I had to laugh. Watching the CNBC panel at the World Economic Forum last Friday in Davos, the German Finance Minister, Wolfgang Schauble, kind of stole the show in his dry, wry way.
Having been one of the biggest critics of the European Central Bank's quantitative easing (QE) program from the start, he walked a delicate line defending the German position a day after the ECB unveiled its full scale, 60 billion euros a month stimulus measures.
He spoke about how he respected the independence of the ECB: "I don't comment on decisions by the ECB. Never ever."
He reiterated that Germany wants to see the euro zone stick together: ' We did whatever could be done to support Greece through difficult times, again and again…We had to convince the IMF to come up with very extraordinary conditions, in line with IMF rules, so that we could support Greece."
And when billionaire legendary investor, George Soros, offered his views on Germany, Schauble stepped in saying that Soros perhaps wasn't the best person to ask: 'If I (Schauble) am asked on German fiscal policy, I have to explain, because I know it better than anyone else'.

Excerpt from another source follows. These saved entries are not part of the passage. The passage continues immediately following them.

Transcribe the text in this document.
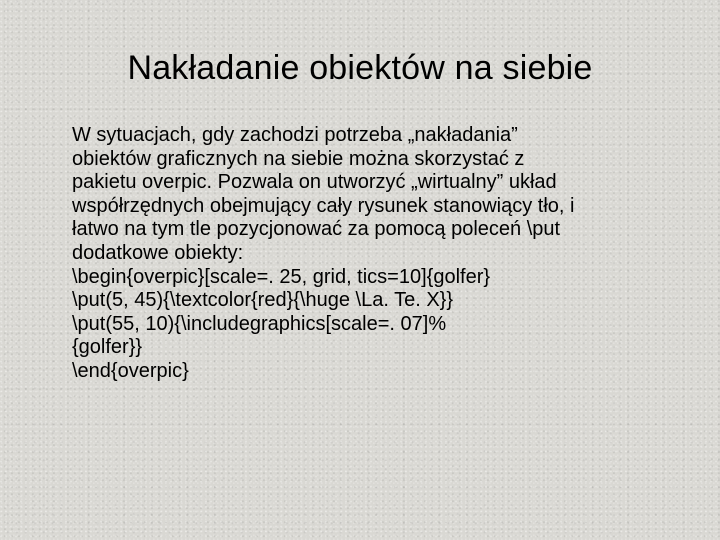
Nakładanie obiektów na siebie
W sytuacjach, gdy zachodzi potrzeba „nakładania”
obiektów graficznych na siebie można skorzystać z
pakietu overpic. Pozwala on utworzyć „wirtualny” układ
współrzędnych obejmujący cały rysunek stanowiący tło, i
łatwo na tym tle pozycjonować za pomocą poleceń \put
dodatkowe obiekty:
\begin{overpic}[scale=. 25, grid, tics=10]{golfer}
\put(5, 45){\textcolor{red}{\huge \La. Te. X}}
\put(55, 10){\includegraphics[scale=. 07]%
{golfer}}
\end{overpic}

Soros, incidentally, was following a more cautious line. He spoke about how the ECB's move could have unintended consequences for the market, creating possible asset bubbles. His main concern though was that quantitative easing would make the gap between the rich and the poor that much bigger, as it would benefit the owners of assets. One area where Schauble and Soros agreed is that it isn't smart only to rely on monetary policy. As Schauble said: 'I don't believe monetary policy alone can produce growth'.